L'ordre des médecins et l'industrie pharmaceutique: frères siamois et relations incestueuses...

Qui disait que le mariage par intérêt ne donne pas d'union solide ? Et une progéniture qui fait bloc. Ou monopole. Ou encore cartel, selon les reproches que l'Office allemand antitrust fait à l'ordre des médecins pour avoir promu les intérêts de son frère siamois (l'industrie pharmaceutique), en bourrant le crâne des médecins de publicités en guise de formation médicale continue. Et l'ordre médico-pharmaceutique de France et de Navarre? Il se porte comment, lui, dont aucun office antitrust et aucune loi ne viennent troubler la quiétude ?

Le Conseil national de l'Ordre des médecins (CNOM) et co-responsable de la situation actuelle de corruption, de conflits d'intérêts généralisés. C'est lui qui a permis le contrôle total de l'industrie pharmaceutique et des fabricants de dispositifs médicaux sur l'ensemble de notre pseudo-système de santé, sur toute la recherche médicale, sans oublier la formation médicale initiale et continue et les moyens d'information (de désinformation) des professionnels de santé comme des usagers.
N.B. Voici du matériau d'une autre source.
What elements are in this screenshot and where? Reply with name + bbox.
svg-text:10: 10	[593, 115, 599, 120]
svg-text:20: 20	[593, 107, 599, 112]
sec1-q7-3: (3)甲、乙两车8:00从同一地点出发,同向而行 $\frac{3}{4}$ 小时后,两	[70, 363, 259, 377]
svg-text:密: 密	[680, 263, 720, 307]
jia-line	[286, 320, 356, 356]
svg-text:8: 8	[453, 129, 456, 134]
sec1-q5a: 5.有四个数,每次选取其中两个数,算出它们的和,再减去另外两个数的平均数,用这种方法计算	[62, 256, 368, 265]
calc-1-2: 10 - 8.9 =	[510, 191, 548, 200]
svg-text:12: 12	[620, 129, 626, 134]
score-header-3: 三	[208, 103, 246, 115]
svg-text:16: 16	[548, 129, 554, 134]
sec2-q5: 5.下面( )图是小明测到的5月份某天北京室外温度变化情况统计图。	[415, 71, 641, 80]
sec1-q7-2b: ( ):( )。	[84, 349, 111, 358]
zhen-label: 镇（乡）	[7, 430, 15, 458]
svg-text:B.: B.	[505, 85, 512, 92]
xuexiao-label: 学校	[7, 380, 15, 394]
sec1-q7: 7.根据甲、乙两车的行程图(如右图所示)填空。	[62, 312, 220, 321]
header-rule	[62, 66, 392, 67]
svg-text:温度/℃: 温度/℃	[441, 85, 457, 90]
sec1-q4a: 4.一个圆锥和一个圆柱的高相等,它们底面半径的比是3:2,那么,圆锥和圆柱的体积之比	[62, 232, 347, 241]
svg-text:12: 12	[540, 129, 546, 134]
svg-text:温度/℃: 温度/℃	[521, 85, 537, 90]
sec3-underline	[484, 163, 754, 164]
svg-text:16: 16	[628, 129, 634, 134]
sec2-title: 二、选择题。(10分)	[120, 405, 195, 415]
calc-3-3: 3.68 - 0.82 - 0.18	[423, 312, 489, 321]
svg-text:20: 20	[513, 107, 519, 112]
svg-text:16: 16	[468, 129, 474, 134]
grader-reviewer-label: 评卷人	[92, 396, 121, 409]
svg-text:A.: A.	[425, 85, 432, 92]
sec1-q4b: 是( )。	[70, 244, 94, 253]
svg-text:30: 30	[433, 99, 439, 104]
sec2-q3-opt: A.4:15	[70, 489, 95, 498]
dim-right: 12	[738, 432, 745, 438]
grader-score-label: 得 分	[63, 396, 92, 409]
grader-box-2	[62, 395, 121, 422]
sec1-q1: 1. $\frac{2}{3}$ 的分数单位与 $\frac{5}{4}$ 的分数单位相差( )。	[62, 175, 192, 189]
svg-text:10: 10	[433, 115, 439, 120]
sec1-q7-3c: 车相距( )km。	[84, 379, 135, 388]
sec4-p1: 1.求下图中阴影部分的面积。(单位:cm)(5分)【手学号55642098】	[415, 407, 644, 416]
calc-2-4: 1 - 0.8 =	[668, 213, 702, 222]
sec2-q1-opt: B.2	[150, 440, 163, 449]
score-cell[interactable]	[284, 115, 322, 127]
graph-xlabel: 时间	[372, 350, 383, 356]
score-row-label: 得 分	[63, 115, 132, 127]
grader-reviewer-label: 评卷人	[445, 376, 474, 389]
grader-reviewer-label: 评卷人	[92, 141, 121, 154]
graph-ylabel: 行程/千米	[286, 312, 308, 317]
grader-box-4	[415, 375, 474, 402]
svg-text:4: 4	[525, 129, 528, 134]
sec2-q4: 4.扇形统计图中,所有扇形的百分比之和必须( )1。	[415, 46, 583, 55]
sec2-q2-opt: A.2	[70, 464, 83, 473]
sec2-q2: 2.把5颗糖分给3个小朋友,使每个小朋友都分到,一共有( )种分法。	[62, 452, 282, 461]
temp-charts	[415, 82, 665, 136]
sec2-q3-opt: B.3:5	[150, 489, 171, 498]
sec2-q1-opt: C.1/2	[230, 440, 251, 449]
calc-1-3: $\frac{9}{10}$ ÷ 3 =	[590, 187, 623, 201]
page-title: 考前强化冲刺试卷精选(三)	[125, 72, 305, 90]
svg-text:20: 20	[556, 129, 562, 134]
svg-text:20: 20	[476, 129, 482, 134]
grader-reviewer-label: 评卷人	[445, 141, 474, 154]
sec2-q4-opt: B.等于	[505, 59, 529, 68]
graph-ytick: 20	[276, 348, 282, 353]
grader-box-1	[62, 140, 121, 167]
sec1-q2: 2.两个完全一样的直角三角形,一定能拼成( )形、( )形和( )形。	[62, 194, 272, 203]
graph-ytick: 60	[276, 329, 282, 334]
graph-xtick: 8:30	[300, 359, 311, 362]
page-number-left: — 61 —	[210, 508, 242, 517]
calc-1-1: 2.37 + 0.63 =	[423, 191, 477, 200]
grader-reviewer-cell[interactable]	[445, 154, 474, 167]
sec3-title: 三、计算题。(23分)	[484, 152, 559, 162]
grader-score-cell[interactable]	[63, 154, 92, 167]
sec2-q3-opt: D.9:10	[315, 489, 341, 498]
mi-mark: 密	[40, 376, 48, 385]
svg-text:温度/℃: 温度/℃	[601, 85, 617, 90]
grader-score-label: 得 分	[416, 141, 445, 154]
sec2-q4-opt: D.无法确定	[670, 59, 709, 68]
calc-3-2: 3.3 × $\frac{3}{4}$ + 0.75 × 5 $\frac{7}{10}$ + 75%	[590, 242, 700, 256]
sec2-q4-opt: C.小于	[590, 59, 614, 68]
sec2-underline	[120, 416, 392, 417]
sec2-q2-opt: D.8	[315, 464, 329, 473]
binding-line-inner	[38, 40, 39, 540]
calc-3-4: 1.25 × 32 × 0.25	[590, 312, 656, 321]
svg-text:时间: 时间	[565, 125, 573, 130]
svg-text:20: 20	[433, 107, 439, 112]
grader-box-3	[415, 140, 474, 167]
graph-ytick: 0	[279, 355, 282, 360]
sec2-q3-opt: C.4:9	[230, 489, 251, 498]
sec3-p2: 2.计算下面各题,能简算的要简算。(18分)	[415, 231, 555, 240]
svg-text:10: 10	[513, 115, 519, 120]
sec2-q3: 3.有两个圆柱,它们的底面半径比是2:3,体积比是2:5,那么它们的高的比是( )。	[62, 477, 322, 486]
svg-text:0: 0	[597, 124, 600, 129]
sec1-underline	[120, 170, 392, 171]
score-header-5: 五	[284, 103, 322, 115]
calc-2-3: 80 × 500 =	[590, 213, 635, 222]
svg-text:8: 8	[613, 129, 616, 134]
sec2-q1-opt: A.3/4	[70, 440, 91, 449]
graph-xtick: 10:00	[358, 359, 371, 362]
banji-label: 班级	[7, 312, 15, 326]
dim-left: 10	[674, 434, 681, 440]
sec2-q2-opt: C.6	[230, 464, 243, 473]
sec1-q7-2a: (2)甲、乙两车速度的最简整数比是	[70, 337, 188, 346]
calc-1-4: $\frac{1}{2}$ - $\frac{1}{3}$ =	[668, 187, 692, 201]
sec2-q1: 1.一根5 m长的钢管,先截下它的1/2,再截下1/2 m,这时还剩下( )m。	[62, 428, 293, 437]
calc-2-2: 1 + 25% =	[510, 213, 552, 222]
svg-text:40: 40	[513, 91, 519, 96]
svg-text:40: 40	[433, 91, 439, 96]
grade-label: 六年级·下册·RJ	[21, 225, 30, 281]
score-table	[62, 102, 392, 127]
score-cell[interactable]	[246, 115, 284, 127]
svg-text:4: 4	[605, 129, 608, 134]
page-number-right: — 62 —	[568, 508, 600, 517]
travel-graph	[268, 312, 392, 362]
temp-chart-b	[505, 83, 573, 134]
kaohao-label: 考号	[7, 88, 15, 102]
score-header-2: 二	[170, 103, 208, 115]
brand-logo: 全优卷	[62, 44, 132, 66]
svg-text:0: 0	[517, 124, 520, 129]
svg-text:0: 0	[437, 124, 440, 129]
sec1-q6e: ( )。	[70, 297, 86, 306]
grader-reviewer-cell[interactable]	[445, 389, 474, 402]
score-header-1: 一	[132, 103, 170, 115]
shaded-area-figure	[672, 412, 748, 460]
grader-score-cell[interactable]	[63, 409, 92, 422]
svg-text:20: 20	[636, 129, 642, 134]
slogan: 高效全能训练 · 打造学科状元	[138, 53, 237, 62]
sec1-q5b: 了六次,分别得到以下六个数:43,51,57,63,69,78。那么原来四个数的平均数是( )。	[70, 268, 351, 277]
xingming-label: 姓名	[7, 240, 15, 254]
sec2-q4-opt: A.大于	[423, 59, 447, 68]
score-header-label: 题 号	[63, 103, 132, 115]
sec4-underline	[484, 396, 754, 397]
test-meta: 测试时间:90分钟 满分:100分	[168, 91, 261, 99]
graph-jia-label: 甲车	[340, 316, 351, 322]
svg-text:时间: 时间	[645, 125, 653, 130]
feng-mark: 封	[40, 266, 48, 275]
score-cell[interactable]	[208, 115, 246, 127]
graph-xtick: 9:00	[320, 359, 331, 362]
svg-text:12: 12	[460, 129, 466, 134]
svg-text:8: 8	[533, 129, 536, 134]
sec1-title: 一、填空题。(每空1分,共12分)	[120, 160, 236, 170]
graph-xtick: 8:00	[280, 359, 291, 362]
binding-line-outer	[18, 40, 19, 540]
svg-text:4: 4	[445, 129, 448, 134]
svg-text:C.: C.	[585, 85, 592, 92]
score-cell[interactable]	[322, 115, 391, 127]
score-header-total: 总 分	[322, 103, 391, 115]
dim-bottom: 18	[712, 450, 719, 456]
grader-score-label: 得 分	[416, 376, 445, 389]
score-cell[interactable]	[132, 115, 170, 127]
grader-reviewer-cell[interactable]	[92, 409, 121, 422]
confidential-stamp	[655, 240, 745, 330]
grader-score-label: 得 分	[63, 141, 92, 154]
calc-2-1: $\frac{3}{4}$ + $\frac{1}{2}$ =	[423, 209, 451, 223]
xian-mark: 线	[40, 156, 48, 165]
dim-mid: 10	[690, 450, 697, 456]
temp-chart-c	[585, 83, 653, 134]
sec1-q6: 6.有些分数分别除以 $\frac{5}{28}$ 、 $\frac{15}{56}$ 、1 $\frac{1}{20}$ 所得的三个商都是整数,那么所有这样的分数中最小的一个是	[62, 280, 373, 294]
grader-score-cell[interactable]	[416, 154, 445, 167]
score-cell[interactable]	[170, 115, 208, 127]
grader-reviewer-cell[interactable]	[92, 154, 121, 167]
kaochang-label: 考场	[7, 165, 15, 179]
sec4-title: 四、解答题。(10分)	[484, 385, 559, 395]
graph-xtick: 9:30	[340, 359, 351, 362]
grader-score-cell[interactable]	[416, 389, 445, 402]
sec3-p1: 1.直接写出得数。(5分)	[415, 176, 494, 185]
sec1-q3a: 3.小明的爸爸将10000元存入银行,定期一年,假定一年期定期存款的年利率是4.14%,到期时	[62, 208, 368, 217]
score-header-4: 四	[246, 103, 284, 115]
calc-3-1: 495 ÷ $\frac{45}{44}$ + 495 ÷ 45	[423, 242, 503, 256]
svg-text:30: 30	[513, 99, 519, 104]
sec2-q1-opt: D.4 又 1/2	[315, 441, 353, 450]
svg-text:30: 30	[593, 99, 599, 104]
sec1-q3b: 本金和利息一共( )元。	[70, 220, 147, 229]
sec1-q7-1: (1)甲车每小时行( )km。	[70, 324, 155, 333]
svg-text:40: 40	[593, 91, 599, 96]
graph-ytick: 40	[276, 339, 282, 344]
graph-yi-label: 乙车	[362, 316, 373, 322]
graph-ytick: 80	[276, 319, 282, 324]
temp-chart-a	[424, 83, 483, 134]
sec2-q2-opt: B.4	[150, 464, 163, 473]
Les victimes d'effets indésirables de médicaments devraient porter plainte systématiquement contre les médecins prescripteurs, mais aussi contre le CNOM.

Car c'est l'Ordre des médecins qui gère les relations des médecins avec l'industrie pharmaceutique; chaque médecin qui signe un contrat doit le soumettre à l'Ordre départemental des médecins, qui le valide selon un barème tenu secret. Or on aimerait bien savoir quel est le prix de l'intégrité et de l'indépendance d'un médecin, selon le CNOM et pour quelles activités...

L'existence même d'un ordre des médecins est contraire à l'esprit et à la loi de la République, puisque la Révolution était censée mettre un terme aux ordres et aux privilèges qui vont avec, afin qu'aucun corps professionnel intermédiaire ne s'interpose entre les citoyens et la loi et que tous les citoyens soient égaux devant la loi commune. Or les velléités d'autorégulation (sic) et d'autodiscipline (sic) de l'ordre des médecins font que les assujettis à cet organisme qui rassemble les positions les plus réactionnaires échappent à la loi commune, échappent au Code pénal. Il faut dissoudre tous les ordres professionnels, il faut appliquer la loi Le Chapelier de 1791 et garantir la généralité de la loi. Interdire les intérêts corporatistes que l'on voit fleurir partout, se traduisant dans des sous-systèmes de vassalité quasi-féodale autour des firmes et des leaders d'opinion qui verrouillent le système pour le profit des industriels qui les paient et leur permettent de faire carrière (l'argent industriel finance des essais cliniques et les moyens d'en parler, finance aussi les grandes campagnes de communication dans la presse médicale et les sociétés savantes (elles-mêmes financées) ainsi que dans les media généralistes, qui font que la cote des leaders d'opinion augmente, qu'ils sont promus experts auprès des instances de régulation car ayant écrit sur le sujet (grâce aux industriels...). Et ainsi de suite, dans un cercle vicieux infini.